Aunque para este momento no pudiera hablarse de grupos políticos sólidamente cohesionados en torno a una ideología concreta, podrían establecerse dos tendencias argumentativas: una, más preocupada por la defensa de las libertades y derechos (individuales y territoriales), que en las discusiones solía reforzar al Congreso frente al ejecutivo y a las legislaturas estatales frente al Congreso general. Otra, construida sobre argumentos de eficacia y pragmatismo, casi siempre defendió la primacía del ejecutivo, del Congreso general sobre las legislaturas de los estados y apuntaba, con mayor o menor intensidad, la necesidad de filtrar el reparto indiscriminado de los derechos políticos. La expansión de la conciencia de los derechos propulsada tras las abdicaciones de Bayona hacía difícil la aceptación de un discurso que promoviera la reducción legal de los mismos. Aunque la estrategia de los sectores más reacios a esta apertura radicó principalmente en la defensa de un mayor control y centralización institucional de las instancias de decisión política, lo que en definitiva suponía la simplificación de los posibles espacios de participación política, sin embargo, sus propuestas no lograron alcanzar el suficiente apoyo como para quedar reflejadas en el texto constitucional.


2.
La revuelta del Parián y la reorientación de la política

La inesperada victoria de Manuel Gómez Pedraza para la presidencia del gobierno en las elecciones de 1828 provocó una fuerte reacción de los partidarios de Vicente Guerrero, que acabaría desencadenando el saqueo multitudinario, el 29 de noviembre de 1828, del Parián, símbolo de la élite elegante y lujosa. Aunque como resultado del motín de la Acordada[29] el 1 de abril de 1829 el país volvía a tener nuevo presidente, Vicente Guerrero, no sería tan fácil olvidar los tumultos y revueltas vividos en la capital en estas fechas. En general estos acontecimientos provocaron un cierto viraje conservador de la política mexicana, especialmente entre aquellos sectores que vieron en estos sucesos un ejemplo de hasta dónde podía llevar la difusión de los presupuestos filosóficos difundidos por la revolución francesa. Estos políticos consideraron que los desmanes populares se habían producido por una excesiva politización de la sociedad, y muy especialmente por la extensión indiscriminada de los derechos políticos. Por ello propusieron medidas que trataran de restringir el cuerpo político tanto en lo que respecta a la definición de los sujetos con derechos como en lo referente a los procedimientos de toma de decisiones: establecieron el voto censitario y la limitación del acceso a la condición de diputado en el Distrito Federal y los Territorios; trataron de devaluar los derechos de los estados llegando en algunos casos a defender abiertamente el centralismo; reivindicaron el fortalecimiento del ejecutivo frente al legislativo, ya fuera de manera puramente "instrumental" o como objetivo político definido. En general apostaron por una política expeditiva más que deliberativa y, en fin, por el establecimiento de una forma de gobierno aristocrática, para lo que resultaba imprescindible desestimar el modelo gaditano.

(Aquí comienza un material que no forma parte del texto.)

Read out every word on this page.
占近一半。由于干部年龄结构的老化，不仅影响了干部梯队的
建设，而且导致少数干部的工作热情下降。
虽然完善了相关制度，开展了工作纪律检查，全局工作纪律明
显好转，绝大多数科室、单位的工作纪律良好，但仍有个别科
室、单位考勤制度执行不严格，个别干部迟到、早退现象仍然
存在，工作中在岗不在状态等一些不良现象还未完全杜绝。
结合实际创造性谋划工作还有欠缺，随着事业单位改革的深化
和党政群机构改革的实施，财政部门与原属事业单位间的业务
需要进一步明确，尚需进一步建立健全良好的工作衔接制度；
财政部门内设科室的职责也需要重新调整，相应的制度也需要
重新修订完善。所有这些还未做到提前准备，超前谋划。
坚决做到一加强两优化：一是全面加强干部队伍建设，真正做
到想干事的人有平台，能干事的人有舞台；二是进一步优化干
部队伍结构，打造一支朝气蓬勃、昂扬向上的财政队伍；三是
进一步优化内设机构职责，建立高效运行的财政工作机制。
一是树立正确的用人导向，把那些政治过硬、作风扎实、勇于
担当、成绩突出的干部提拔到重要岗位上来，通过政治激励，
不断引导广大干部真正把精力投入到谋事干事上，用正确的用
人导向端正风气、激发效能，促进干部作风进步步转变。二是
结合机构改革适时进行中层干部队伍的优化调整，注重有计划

A inicios de los años treinta se expresaron voces disconformes con la ampliación y extensión de los derechos políticos establecidas desde Cádiz. El político guanajuatense Lucas Alamán insistió en que esta tendencia aperturista había creado un caldo de cultivo en el que se había producido la revuelta del Parián, siendo sus principales ingredientes la distensión de la libertad de opinión política, la generalización de los derechos electorales y la accesibilidad a otros derechos cívicos, como la participación en la milicia o el derecho de petición[30]. En esta misma línea, José María Luis Mora dedicó especial atención al derecho de ciudadanía y culpó la prodigalidad con que se había concedido este derecho incluso hasta a "las clases más ínfimas de la sociedad" de hacer fracasar el establecimiento de un sistema representativo en el país[31].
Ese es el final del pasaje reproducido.